In conclusion, going to complete failure during lateral raise is not necessary to recruit the entire motor unit pool in untrained women—i.e., muscle activity reached a plateau 3–5 repetitions from failure with an elastic resistance of approximately 15 RM.

Furthermore, strengthening exercises performed with elastic tubing seem to be an efficient resistance exercise and a feasible and practical alternative to traditional resistance equipment.


Anonymous said...

"The thing about failure though is that you know that you are there. Stopping 3 reps short of failure is one thing...but unless you fail how do you know when you were 3 reps away from failure?! Fail and then you are certain you were there."

This is the mantra of all failure training promoters. It's the "that's how I know I tried hard enough" rule. But the real measure of trying hard enough, or should I say adequate effort, is progress in strength AND muscle mass.

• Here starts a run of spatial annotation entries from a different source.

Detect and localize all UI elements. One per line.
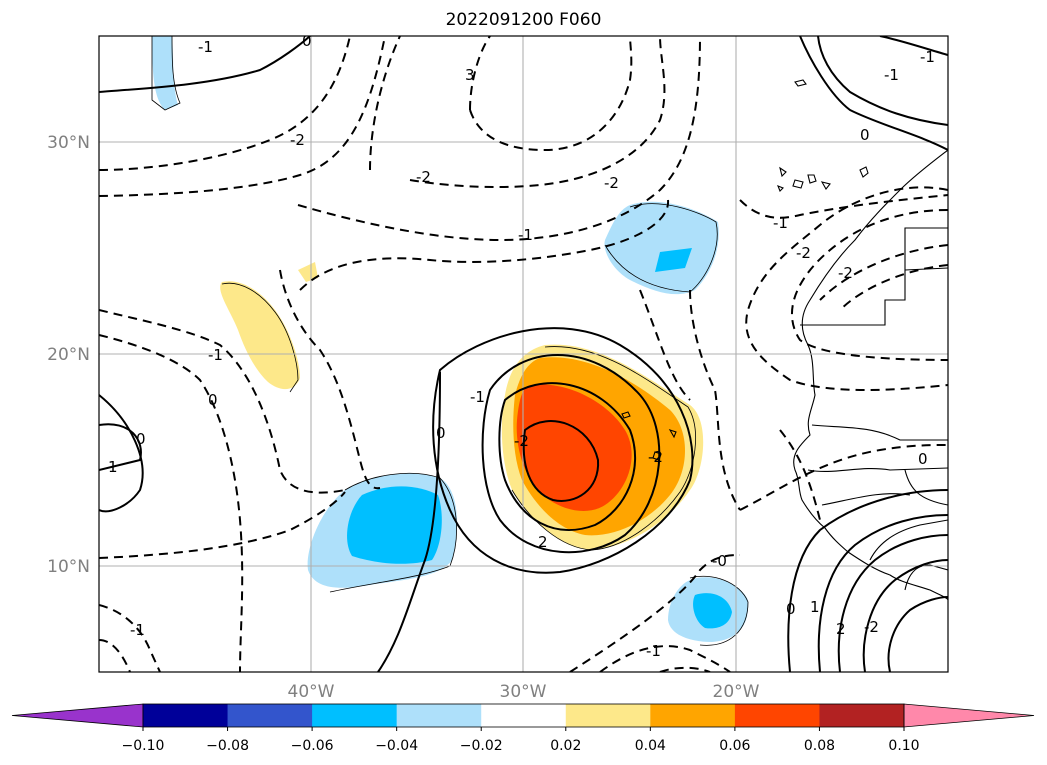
lon-label-30w: 30°W [500, 682, 547, 702]
colorbar-tick-label: −0.06 [291, 738, 334, 754]
shading-outlines [151, 36, 749, 646]
positive-anomaly-high [516, 384, 632, 511]
lon-label-40w: 40°W [288, 682, 335, 702]
contours-solid [99, 36, 948, 672]
colorbar-tick-label: −0.04 [375, 738, 418, 754]
positive-anomaly-west [220, 281, 300, 390]
colorbar-tick-label: −0.02 [460, 738, 503, 754]
contour-label: -1 [198, 38, 213, 56]
contour-label: -1 [208, 346, 223, 364]
lon-labels: 40°W 30°W 20°W [288, 682, 760, 702]
gridlines [99, 36, 948, 672]
colorbar-segment [143, 704, 229, 727]
contour-label: -1 [773, 214, 788, 232]
shading-layer [152, 36, 749, 642]
contour-label: 0 [302, 32, 312, 50]
negative-anomaly-ne [604, 201, 719, 295]
contour-0-center [432, 327, 694, 574]
lat-label-30n: 30°N [47, 133, 90, 153]
coastline-africa [793, 149, 948, 601]
lon-label-20w: 20°W [713, 682, 760, 702]
contour-label: -0 [712, 552, 727, 570]
contour-label: 2 [836, 620, 846, 638]
contour-label: 0 [208, 391, 218, 409]
contour-label: 0 [860, 126, 870, 144]
contour-label: -1 [920, 48, 935, 66]
colorbar-segment [396, 704, 482, 727]
colorbar-extend-high [903, 703, 1035, 728]
contour-label: -2 [648, 448, 663, 466]
colorbar-ticks: −0.10 −0.08 −0.06 −0.04 −0.02 0.02 0.04 0.06 0.0… [122, 727, 920, 754]
contour-label: -2 [514, 432, 529, 450]
colorbar-segment [481, 704, 567, 727]
lat-labels: 30°N 20°N 10°N [47, 133, 90, 577]
contour-label: -1 [518, 226, 533, 244]
colorbar-segment [565, 704, 651, 727]
contour-label: 2 [538, 533, 548, 551]
map-panel: -1 0 3 -2 -2 -1 -1 -2 -2 -1 0 -1 -1 0 -2… [99, 32, 948, 672]
colorbar-extend-low [11, 703, 144, 728]
contour-label: 1 [108, 458, 118, 476]
contour-label: 0 [436, 424, 446, 442]
contour-label: -1 [646, 642, 661, 660]
colorbar [11, 703, 1035, 728]
lat-label-20n: 20°N [47, 345, 90, 365]
colorbar-tick-label: 0.10 [888, 738, 919, 754]
contour-0-west [99, 394, 144, 513]
contour-0-se1 [787, 489, 948, 672]
contour-label: 1 [810, 598, 820, 616]
contour-0-east [799, 36, 948, 151]
colorbar-tick-label: −0.10 [122, 738, 165, 754]
contour-3-center [522, 420, 600, 502]
contour-2-center [498, 382, 636, 531]
colorbar-tick-label: 0.08 [804, 738, 835, 754]
contour-label: -2 [290, 131, 305, 149]
colorbar-border [142, 703, 905, 728]
colorbar-segment [227, 704, 313, 727]
lat-label-10n: 10°N [47, 557, 90, 577]
colorbar-segment [312, 704, 398, 727]
contour-label: -1 [470, 388, 485, 406]
contour-label: -2 [864, 618, 879, 636]
contour-label: -2 [796, 244, 811, 262]
contour-label: 0 [786, 600, 796, 618]
colorbar-tick-label: 0.06 [719, 738, 750, 754]
contour-0-sw [377, 371, 441, 672]
contours-dashed [99, 36, 948, 672]
map-frame [98, 35, 949, 673]
contour-label: -2 [838, 264, 853, 282]
map-title: 2022091200 F060 [445, 10, 602, 30]
colorbar-segment [734, 704, 820, 727]
colorbar-segment [819, 704, 905, 727]
colorbar-tick-label: 0.02 [550, 738, 581, 754]
contour-label: 0 [918, 450, 928, 468]
contour-label: -1 [130, 621, 145, 639]
contour-label: 3 [465, 66, 475, 84]
colorbar-segment [650, 704, 736, 727]
contour-labels: -1 0 3 -2 -2 -1 -1 -2 -2 -1 0 -1 -1 0 -2… [108, 32, 935, 660]
contour-1-center [481, 354, 661, 554]
contour-0-topleft [99, 36, 311, 93]
colorbar-tick-label: 0.04 [635, 738, 666, 754]
contour-label: 0 [136, 430, 146, 448]
contour-label: -2 [416, 168, 431, 186]
colorbar-tick-label: −0.08 [206, 738, 249, 754]
contour-label: -1 [884, 66, 899, 84]
negative-anomaly-sw-mid [347, 486, 442, 564]
border-wsahara [800, 227, 948, 326]
contour-label: -2 [604, 174, 619, 192]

Interestingly, many of the old school pre-steroid bodybuilders did not train to failure, opting for a multiple set fatiguing protocol instead. They did pretty well. They often trained more often, up to three or four times per week, as well.

The real problem with failure training is it limits your stimulus exposure by increasing recovery time by a lot. And if you go by feel, as in "I don't feel above baseline today, I wont work out", you are really going by your CNS readiness, not your muscle readiness. Your muscles CAN recover quickly. They are designed to do so.

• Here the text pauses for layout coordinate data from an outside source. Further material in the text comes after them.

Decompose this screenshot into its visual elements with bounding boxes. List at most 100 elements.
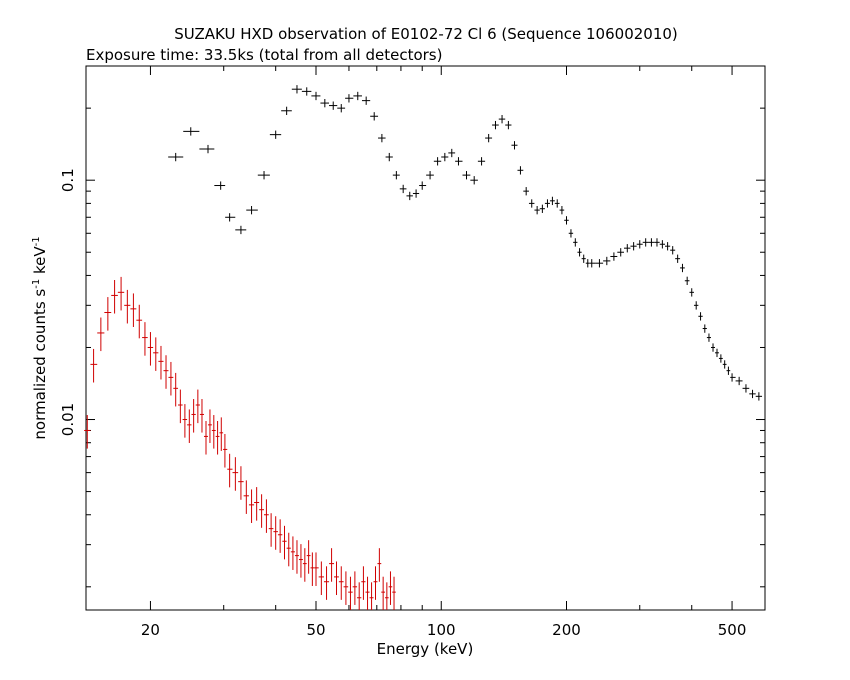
- data-point: [388, 571, 393, 605]
- data-point: [689, 288, 694, 297]
- data-point: [286, 532, 291, 567]
- data-point: [617, 248, 625, 257]
- data-point: [302, 548, 307, 582]
- data-point: [257, 171, 270, 180]
- data-point: [370, 112, 379, 121]
- data-point: [246, 206, 258, 215]
- data-point: [595, 259, 604, 268]
- data-point: [659, 240, 665, 249]
- data-point: [702, 324, 707, 333]
- data-point: [84, 415, 91, 449]
- data-point: [381, 576, 385, 610]
- data-point: [195, 389, 200, 424]
- data-point: [182, 404, 188, 438]
- data-point: [361, 566, 366, 600]
- data-point: [357, 582, 362, 610]
- data-point: [505, 120, 512, 130]
- data-point: [178, 389, 183, 424]
- data-point: [448, 148, 456, 158]
- data-point: [419, 181, 427, 190]
- data-point: [392, 576, 396, 610]
- y-tick-label: 0.01: [59, 403, 77, 436]
- data-point: [384, 582, 389, 610]
- data-point: [318, 561, 324, 596]
- data-point: [603, 256, 611, 266]
- data-point: [377, 548, 382, 582]
- data-point: [343, 571, 349, 605]
- data-point: [353, 91, 362, 101]
- data-point: [298, 544, 303, 578]
- data-point: [718, 354, 723, 363]
- data-point: [215, 420, 220, 455]
- x-axis-label: Energy (keV): [377, 640, 474, 658]
- data-point: [680, 263, 685, 273]
- data-series-layer: [84, 85, 763, 610]
- y-axis-label-main: normalized counts s: [31, 289, 49, 440]
- data-point: [104, 297, 112, 331]
- data-point: [670, 246, 676, 255]
- data-point: [412, 189, 420, 198]
- data-point: [320, 98, 330, 108]
- data-point: [477, 157, 486, 166]
- data-point: [610, 252, 618, 261]
- data-point: [730, 373, 736, 382]
- x-tick-label: 20: [141, 621, 160, 639]
- data-point: [693, 301, 699, 310]
- data-point: [136, 304, 143, 339]
- data-point: [281, 106, 292, 116]
- data-point: [337, 104, 346, 113]
- data-point: [214, 181, 226, 190]
- data-point: [291, 85, 302, 94]
- data-point: [549, 196, 555, 206]
- data-point: [455, 157, 463, 166]
- data-point: [441, 152, 449, 162]
- data-point: [722, 360, 727, 369]
- data-point: [585, 259, 590, 268]
- data-point: [248, 489, 255, 523]
- data-point: [624, 244, 631, 253]
- data-point: [433, 157, 442, 166]
- data-point: [568, 229, 574, 238]
- data-point: [147, 332, 154, 366]
- x-tick-label: 100: [427, 621, 456, 639]
- series-0: [168, 85, 763, 401]
- data-point: [710, 343, 716, 352]
- y-axis-ticks: 0.01 0.1: [59, 65, 765, 588]
- data-point: [559, 206, 565, 215]
- data-point: [517, 166, 524, 175]
- data-point: [268, 513, 274, 547]
- data-point: [225, 213, 236, 222]
- data-point: [492, 120, 499, 130]
- data-point: [365, 576, 370, 610]
- data-point: [706, 333, 711, 342]
- data-point: [369, 582, 374, 610]
- plot-frame: [85, 65, 766, 611]
- data-point: [329, 101, 338, 110]
- data-point: [117, 276, 125, 311]
- data-point: [235, 225, 247, 235]
- data-point: [238, 466, 244, 500]
- data-point: [168, 152, 184, 162]
- data-point: [539, 204, 545, 213]
- data-point: [648, 238, 655, 247]
- data-point: [173, 372, 179, 407]
- data-point: [698, 312, 703, 321]
- data-point: [183, 127, 200, 136]
- y-axis-label-mid: keV: [31, 246, 49, 279]
- data-point: [755, 392, 763, 401]
- data-point: [158, 345, 164, 380]
- data-point: [485, 133, 493, 143]
- data-point: [654, 238, 660, 247]
- data-point: [544, 199, 550, 208]
- data-point: [329, 548, 335, 582]
- data-point: [630, 242, 637, 251]
- data-point: [310, 552, 315, 586]
- data-point: [345, 94, 354, 103]
- data-point: [361, 96, 371, 105]
- data-point: [282, 525, 287, 560]
- data-point: [749, 389, 756, 399]
- data-point: [470, 176, 478, 185]
- data-point: [399, 184, 407, 194]
- data-point: [378, 133, 386, 143]
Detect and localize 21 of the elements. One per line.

In the real world, very slow muscle recovery after exertion is a death sentence. But most real world activities do NOT require a failure level of exertion. So this level of exhaustion is naturally quite foreign, is mostly CNS based (this is not bullshit, despite what some might say) and takes a long time to recover from.

The take home: train to failure very infrequently. Train short of failure most often. People will see better gains in mass and strength this way, and will be able to effectively increase stimulus exposure and recovery.

Angie said...

Glad to see this study done with women as I believe going to failure is not good for some women. I think it can be too much stress. I've found that I respond much better going short of failure as the recovery time of one set to failure was getting longer and longer and was leaving me fatigued for days. Now I train briefly 2-3 times per week, am still improving my strength, AND have energy to play sports, garden, do stuff with the kids, etc. Glad to see this study. Thanks for posting it!

Unknown said...

As an older guy, I find doing 3-4 sets per muscle group works far better than single set to exhaustion. More than this yields little benefit and I don't recover well. I stop when I can't perform another rep in good form. I also do some endurance exercise (heresy!) because I found I lost endurance for both running and hiking when I stopped all cardio for weights. And because I train for endurance when I do cardio, I don't turn strength training into an endurance event. My sets are around 30s, using fairly heavy weights. I have also improved my running speed over my usual 2-3 mile run time.
One set to exhaustion is one way to train, and I don't think it's the most productive for many.

Khaled Allen said...

Reminds me of Pavel Tsatouline's training recommendations: never train to failure, exactly because as anonymous said, it drastically increases recovery times, so it takes longer to progress. Starting Strength doesn't recommend training to failure either, and suggests that if you are, you're programming is bad and you're shooting yourself in the foot.

sifter said...

Only thing is using elastic tubing seems so subjective when trying to measure strength increases. If I stretch it this far I'm lifting this much... hard to calculate.

Just Another Rep said...

This is very much like Hypertrophy Specific Training touted by Bryan Haycock, in so much as training to near failure for optimal recruitment.

The only issue is that unless you are very experienced in using such a protocol, it is difficult to pre-empt failure before you reach it.